Hi Kate! Hope you don't mind sharing with me as well. [email protected] Thank you in advance for helping out new healthcare nurses.

Hi KateRN1 would you mind sending me a sample of narrative nursing note for home health care. Thank you so much.

Everyon at our agency charts narrative differently. Most nurses use Word templates, especially for revisits. We are required to use templates to document wounds and ostomies. Remember that your OASIS and other flow charting contains a lot of assessment info, so what I try to focus on in a narrative are my patient's specific issues that exist and exactly what teaching or actions I am doing to rectify the situation. I do a lot of Start of Care visits, and I was trying to use templates for various issues, but it is not working the greatest due to the wide variation in pt situations.

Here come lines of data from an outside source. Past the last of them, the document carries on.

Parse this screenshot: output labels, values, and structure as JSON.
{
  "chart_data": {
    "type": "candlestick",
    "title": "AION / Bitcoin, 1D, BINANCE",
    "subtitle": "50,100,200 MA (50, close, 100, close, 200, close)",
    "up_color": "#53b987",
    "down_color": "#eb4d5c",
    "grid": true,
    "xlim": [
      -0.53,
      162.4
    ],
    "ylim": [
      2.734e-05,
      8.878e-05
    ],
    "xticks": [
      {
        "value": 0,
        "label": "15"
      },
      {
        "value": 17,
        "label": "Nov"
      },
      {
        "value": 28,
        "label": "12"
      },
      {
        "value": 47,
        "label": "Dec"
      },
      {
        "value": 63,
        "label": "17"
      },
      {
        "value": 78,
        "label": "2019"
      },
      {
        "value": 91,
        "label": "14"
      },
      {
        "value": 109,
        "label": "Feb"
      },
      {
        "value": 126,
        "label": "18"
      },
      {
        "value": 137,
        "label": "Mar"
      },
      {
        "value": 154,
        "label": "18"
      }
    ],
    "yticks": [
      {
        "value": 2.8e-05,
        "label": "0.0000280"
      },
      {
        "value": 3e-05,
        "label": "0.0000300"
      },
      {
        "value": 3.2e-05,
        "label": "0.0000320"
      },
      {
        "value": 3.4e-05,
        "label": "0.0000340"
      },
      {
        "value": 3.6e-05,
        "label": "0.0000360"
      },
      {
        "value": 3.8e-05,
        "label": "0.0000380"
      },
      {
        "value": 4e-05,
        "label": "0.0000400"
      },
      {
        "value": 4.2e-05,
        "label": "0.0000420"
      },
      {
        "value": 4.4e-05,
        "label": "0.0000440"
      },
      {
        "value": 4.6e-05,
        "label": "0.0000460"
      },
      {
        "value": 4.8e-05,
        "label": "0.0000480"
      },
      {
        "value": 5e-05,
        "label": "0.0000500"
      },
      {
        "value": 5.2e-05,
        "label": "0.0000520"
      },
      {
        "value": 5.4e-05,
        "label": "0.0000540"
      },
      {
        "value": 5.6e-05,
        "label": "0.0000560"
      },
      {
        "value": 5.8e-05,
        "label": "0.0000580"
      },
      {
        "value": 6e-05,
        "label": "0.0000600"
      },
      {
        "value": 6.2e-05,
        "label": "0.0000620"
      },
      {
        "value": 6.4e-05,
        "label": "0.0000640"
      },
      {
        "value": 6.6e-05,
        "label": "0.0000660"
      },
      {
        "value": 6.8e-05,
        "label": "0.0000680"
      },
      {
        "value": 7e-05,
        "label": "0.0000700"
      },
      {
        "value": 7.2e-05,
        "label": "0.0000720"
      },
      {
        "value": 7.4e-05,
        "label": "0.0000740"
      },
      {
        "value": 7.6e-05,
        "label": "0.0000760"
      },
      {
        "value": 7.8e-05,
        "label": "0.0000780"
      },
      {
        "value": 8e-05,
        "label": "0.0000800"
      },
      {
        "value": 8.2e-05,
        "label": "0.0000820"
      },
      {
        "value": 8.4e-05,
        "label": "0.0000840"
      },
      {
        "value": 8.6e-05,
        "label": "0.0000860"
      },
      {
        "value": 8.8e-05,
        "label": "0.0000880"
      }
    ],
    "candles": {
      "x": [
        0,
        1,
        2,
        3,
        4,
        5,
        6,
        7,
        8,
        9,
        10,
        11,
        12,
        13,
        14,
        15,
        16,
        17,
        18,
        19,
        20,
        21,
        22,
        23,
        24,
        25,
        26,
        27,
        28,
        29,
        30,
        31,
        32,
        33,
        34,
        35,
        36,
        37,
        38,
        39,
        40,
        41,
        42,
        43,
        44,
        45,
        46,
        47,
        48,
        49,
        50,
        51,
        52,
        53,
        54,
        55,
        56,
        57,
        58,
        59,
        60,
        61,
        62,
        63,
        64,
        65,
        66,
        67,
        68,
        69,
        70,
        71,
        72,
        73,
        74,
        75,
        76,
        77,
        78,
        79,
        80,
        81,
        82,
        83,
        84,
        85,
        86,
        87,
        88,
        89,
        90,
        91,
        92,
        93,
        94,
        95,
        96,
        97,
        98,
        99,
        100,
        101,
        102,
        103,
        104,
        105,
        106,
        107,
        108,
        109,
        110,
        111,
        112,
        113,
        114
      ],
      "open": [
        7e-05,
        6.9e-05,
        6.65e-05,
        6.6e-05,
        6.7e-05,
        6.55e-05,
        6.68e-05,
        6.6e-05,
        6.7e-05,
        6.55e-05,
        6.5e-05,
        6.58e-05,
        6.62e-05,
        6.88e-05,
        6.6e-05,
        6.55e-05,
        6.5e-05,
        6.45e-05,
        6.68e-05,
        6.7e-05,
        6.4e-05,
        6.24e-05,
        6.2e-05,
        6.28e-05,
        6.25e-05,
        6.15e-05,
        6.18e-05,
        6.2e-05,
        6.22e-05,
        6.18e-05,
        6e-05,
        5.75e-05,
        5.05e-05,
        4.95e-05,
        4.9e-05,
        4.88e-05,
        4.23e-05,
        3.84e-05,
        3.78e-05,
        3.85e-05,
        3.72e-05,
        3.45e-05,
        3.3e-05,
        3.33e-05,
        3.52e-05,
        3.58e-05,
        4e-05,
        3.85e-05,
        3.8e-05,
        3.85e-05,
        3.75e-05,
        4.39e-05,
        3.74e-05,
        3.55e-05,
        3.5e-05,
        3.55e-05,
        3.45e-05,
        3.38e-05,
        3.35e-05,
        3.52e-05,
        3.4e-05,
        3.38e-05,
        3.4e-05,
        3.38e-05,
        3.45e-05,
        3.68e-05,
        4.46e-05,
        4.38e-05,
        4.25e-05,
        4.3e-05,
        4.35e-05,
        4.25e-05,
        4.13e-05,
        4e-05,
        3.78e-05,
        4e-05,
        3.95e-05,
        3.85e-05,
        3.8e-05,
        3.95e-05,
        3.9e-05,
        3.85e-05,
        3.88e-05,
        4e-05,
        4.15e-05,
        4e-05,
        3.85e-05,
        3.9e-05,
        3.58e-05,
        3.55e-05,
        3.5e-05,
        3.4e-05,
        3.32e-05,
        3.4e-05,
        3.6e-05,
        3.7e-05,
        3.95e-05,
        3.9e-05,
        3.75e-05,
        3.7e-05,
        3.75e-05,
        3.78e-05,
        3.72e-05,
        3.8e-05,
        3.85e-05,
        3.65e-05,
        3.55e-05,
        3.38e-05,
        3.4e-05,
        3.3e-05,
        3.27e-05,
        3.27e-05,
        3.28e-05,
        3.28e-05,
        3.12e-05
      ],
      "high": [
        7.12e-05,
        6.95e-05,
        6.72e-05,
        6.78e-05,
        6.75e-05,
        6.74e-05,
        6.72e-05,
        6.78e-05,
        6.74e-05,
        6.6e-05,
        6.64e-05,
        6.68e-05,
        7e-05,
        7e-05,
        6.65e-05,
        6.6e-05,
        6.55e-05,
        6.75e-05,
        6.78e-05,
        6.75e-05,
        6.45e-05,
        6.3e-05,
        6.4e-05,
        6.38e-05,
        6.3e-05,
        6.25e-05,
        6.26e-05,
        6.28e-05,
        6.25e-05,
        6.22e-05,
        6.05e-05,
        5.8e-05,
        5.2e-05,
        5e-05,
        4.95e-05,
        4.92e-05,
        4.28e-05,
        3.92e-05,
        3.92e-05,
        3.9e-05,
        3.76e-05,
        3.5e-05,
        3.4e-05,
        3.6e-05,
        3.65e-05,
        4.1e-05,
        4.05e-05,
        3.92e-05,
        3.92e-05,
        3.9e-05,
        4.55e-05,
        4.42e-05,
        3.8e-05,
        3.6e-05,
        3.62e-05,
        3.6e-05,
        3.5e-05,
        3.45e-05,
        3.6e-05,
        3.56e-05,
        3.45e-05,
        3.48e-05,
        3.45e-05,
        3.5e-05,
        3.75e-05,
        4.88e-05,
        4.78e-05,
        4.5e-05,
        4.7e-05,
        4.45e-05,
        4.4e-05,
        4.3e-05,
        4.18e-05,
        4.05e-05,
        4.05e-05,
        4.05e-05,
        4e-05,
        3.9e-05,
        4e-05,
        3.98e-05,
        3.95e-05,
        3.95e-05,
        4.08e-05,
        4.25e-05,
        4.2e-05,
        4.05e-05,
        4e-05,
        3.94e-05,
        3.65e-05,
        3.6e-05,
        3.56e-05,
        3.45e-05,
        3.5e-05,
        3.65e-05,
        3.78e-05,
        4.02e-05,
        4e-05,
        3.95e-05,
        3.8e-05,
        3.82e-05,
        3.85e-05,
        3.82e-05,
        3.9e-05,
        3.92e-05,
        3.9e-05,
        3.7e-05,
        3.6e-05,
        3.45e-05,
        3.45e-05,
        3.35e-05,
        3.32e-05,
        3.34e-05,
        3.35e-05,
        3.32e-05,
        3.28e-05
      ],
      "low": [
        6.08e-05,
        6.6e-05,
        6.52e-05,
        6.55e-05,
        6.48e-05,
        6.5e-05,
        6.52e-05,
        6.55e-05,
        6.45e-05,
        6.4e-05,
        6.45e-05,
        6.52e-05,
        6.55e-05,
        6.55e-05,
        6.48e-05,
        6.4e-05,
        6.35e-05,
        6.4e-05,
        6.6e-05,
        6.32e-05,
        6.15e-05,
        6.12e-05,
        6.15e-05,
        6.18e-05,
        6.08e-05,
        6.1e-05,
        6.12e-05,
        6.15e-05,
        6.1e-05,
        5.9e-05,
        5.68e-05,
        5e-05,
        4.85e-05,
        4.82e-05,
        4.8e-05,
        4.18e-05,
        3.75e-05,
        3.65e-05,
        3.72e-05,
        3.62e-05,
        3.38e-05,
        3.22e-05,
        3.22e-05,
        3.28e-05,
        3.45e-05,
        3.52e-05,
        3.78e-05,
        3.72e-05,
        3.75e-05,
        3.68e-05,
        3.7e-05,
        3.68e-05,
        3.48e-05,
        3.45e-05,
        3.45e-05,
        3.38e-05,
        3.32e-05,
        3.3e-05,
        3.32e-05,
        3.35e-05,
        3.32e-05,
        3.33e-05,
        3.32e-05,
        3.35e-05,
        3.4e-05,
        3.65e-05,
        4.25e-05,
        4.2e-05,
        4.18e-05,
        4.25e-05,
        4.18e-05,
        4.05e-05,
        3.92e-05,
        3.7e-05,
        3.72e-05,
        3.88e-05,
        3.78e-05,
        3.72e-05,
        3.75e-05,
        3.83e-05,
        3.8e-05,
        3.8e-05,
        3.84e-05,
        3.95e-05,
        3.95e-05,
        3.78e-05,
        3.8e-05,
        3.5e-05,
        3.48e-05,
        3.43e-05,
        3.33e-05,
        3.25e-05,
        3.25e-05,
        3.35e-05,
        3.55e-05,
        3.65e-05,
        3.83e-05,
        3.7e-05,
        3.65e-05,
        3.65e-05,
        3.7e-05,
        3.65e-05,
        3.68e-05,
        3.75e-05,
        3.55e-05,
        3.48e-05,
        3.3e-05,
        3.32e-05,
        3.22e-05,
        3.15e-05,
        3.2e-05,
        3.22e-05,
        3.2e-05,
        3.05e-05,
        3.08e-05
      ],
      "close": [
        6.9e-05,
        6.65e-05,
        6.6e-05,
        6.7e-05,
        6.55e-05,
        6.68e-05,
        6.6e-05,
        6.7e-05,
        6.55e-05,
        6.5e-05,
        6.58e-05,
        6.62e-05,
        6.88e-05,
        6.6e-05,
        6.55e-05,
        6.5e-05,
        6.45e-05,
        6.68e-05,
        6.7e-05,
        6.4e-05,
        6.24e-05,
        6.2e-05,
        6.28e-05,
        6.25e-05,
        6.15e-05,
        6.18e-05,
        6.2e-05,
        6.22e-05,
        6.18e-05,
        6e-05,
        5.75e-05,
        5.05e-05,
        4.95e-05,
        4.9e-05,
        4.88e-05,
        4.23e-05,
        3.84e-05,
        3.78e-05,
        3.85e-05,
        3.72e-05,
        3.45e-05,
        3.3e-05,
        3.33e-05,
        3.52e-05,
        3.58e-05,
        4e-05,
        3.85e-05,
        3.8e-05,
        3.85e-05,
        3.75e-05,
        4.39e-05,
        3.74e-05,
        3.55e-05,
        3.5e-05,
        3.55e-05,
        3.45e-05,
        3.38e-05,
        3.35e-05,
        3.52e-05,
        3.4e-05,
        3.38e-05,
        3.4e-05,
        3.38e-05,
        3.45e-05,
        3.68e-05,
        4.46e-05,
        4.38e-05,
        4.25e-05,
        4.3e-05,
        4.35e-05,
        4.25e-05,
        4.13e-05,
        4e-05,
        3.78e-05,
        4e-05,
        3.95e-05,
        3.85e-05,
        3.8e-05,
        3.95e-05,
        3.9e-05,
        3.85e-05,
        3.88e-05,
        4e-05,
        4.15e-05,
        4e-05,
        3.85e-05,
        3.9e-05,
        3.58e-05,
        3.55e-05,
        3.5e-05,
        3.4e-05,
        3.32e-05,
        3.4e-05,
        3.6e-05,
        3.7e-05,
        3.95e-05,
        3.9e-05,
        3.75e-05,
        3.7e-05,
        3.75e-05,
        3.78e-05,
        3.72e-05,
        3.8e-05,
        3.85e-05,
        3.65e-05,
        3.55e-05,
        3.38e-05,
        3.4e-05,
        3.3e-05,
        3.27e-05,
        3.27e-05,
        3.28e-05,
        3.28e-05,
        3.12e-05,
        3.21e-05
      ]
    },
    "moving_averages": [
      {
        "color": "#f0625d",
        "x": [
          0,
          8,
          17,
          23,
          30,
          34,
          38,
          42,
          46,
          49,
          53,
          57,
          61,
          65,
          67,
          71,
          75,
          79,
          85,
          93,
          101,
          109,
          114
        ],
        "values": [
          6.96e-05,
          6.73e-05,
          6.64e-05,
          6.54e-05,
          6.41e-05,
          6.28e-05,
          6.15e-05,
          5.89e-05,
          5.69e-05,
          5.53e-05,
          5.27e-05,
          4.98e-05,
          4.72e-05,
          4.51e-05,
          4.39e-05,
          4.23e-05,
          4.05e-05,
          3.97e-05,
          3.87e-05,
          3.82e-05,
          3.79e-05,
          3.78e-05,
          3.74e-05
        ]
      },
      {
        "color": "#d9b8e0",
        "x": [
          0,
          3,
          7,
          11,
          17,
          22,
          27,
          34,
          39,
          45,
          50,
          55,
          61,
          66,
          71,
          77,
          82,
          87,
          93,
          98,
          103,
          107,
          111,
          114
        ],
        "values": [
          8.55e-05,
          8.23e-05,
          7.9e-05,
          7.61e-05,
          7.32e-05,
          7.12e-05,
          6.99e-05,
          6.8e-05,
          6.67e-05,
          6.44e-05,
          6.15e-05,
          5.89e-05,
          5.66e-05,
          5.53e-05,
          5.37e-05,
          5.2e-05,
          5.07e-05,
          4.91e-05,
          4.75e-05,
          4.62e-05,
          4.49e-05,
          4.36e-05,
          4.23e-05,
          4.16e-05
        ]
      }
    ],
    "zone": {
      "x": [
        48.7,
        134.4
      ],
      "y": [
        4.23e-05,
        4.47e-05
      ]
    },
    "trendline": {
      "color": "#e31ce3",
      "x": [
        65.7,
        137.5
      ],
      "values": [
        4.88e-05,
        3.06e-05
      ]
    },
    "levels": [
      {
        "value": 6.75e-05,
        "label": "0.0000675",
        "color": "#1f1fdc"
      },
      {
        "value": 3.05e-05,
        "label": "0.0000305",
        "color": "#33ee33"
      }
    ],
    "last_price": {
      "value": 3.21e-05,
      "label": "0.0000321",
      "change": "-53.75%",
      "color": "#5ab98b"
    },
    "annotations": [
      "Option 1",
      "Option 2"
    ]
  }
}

What I have done now is handwrite a teaching guide for all different dx and what I want to make sure I cover with each of those dx. When I am looking over a SOC packet at my pts hx, I then start listing on a post it the dx for that particular pt that I want to address. During my visit, I go down my list and may flip back to my teaching guide to make sure I am covering everything. I make pertinant notes on the post it regarding that pt, specific issues etc. that I may address or need to fu on. Then when I sit down to write my narrative I just run down that post it, include the pts particular issues and what I did about them, reaction to teaching, and what we need to fu on at the next visit. Basically I use the post it as my brain trigger to get all pertinant info into the narrative. I have been doing home care for 10 years and our teaching and disease mgmt protocols are getting more and more detailed. I was finding I would spend ages with a pt, doing tons of discussion and teaching and then forget something silly like asking them if they had their flu shot. Grrr. so far this is working well, we shall see.